Я опять подошла к окну и отодвинула занавеску. Из окна открывался унылый вид на задний двор отеля и на улицу, что за ним. А ещё дальше, под чёрным покровом ночи, раскинулся город. Проблески редких огней по всему склону холма – до самого верха, где начиналась уже настоящая темнота.
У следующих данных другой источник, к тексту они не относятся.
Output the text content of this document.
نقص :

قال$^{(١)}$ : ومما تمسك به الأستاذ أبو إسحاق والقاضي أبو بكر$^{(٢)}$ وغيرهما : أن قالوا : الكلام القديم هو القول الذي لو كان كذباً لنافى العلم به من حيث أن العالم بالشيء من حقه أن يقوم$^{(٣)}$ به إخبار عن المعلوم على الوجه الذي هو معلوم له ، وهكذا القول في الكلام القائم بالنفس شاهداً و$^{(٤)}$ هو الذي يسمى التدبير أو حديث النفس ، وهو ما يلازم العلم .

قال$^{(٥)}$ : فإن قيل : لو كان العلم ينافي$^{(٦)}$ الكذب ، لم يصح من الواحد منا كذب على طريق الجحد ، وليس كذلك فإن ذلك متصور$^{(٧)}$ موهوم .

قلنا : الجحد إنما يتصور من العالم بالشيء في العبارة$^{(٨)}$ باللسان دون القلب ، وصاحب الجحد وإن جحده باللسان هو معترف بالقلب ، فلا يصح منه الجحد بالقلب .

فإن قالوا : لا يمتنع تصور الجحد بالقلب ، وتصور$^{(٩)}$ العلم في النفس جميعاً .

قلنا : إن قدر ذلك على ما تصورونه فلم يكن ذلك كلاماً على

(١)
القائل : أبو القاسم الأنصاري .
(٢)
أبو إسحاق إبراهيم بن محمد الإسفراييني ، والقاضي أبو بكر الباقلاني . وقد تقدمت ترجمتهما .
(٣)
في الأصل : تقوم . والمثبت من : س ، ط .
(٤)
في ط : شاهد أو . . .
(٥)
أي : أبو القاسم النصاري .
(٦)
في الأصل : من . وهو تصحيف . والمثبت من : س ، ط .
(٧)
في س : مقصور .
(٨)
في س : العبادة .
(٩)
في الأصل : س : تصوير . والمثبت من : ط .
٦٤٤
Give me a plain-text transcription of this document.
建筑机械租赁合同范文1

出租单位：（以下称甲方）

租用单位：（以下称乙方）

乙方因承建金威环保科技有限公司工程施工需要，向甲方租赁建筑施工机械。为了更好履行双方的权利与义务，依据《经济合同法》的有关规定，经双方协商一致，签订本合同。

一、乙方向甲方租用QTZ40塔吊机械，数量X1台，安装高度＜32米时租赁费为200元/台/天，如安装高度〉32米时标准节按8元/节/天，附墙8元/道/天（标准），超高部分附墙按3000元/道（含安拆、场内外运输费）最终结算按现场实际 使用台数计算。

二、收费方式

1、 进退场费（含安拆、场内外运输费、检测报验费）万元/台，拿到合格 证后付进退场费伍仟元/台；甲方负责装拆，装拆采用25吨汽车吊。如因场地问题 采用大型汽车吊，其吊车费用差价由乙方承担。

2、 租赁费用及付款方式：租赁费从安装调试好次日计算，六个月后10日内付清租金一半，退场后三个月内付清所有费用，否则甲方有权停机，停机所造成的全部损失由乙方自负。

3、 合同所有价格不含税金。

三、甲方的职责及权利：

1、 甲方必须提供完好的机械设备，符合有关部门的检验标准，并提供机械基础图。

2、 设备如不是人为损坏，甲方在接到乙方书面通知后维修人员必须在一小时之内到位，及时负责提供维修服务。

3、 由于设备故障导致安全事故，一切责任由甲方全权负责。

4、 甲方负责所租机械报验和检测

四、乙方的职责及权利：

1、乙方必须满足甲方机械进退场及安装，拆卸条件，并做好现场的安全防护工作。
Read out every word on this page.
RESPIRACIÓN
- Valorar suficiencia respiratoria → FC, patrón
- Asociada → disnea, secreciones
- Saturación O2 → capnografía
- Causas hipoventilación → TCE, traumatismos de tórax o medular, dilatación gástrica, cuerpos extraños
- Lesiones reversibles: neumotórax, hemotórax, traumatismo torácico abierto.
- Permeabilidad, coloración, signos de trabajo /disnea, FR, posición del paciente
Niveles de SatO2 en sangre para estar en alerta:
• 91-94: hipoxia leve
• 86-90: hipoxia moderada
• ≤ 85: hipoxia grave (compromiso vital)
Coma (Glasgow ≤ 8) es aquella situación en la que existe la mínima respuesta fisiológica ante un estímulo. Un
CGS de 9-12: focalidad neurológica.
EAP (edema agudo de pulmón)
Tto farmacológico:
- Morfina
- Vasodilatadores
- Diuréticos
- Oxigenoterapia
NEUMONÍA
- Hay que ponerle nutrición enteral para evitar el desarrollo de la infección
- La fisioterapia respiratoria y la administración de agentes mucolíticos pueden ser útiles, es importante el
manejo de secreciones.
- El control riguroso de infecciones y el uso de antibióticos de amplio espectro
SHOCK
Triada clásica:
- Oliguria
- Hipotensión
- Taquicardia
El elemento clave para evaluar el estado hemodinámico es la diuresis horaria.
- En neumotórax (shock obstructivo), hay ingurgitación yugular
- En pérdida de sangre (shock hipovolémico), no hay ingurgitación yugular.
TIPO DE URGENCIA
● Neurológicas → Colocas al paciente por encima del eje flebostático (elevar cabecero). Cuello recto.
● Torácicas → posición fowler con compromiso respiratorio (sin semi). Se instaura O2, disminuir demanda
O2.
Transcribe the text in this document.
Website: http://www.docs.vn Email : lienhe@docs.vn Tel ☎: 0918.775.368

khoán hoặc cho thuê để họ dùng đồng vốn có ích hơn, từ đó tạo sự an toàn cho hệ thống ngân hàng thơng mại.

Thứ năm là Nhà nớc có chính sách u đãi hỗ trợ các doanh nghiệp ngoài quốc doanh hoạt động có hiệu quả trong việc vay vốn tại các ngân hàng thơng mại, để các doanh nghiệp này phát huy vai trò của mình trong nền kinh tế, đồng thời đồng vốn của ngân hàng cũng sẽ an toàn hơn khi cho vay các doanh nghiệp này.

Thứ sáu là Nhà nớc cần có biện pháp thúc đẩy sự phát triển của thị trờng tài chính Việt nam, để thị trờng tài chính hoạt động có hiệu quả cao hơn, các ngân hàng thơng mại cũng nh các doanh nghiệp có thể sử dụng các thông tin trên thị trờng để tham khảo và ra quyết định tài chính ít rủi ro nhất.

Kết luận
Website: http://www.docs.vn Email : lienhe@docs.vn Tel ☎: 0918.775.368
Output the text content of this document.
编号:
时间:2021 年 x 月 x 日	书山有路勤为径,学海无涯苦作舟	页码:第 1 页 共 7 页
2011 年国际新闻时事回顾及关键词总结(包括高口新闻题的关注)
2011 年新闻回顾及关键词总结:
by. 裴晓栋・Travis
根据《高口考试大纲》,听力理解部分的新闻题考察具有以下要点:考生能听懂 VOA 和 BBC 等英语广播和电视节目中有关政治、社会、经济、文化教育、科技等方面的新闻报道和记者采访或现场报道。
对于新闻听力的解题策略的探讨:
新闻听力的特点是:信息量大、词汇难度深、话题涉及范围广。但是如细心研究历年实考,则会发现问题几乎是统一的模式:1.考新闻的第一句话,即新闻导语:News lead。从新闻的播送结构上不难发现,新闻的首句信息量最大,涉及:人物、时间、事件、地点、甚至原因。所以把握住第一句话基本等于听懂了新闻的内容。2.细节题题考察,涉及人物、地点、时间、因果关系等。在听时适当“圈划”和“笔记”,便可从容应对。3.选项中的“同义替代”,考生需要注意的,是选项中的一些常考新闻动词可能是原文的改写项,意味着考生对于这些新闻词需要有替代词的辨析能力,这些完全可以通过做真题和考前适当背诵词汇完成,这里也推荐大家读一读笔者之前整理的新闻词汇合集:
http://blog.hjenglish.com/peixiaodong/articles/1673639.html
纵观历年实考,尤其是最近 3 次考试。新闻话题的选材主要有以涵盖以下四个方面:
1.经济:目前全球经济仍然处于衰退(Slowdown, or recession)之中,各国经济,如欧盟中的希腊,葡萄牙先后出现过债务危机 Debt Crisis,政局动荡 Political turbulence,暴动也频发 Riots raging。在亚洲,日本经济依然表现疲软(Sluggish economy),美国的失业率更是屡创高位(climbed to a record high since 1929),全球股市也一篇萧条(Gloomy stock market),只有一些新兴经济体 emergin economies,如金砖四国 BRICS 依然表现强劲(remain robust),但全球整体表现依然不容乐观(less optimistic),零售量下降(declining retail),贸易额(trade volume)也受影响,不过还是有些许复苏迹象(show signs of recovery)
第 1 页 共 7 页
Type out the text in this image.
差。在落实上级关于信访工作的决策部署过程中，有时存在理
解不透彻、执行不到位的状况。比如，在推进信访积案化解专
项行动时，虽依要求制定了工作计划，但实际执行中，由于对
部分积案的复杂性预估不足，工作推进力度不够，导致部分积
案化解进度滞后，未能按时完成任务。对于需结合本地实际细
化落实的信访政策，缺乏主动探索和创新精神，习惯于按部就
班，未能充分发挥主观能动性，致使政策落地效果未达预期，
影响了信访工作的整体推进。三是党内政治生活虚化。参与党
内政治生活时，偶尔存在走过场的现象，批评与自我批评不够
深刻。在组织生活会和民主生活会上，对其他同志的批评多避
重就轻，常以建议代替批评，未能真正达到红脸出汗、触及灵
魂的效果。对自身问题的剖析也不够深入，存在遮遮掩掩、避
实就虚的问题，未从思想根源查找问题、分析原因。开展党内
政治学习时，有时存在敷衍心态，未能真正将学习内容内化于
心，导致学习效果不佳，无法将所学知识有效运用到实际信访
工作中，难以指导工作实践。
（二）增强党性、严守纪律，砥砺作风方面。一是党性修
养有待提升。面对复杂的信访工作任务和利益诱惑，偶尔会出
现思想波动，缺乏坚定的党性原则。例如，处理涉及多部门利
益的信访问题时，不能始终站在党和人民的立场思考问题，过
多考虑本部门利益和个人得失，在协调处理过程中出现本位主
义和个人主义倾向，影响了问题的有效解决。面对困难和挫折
Где‑то на середине склона горел костёр. Я слышала странный звук: то ли плач, то ли завывание ветра. Я не смогла понять, что это было. Через дорогу мигала вывеска – яркий зелёный неон. Машин на улице не было. Дождь уже кончился, но я все равно не смогла разобрать, что там написано, на этой вывеске. Наверное, это был ночной клуб или что‑нибудь вроде того. Я все смотрела на вывеску, пытаясь «поймать» слова в те мгновения, когда она зажигалась. Главное, сосредоточиться… не упустить… нет. Буквы дрожали и расплывались. Я смотрела на мир, словно сквозь завесу дыма.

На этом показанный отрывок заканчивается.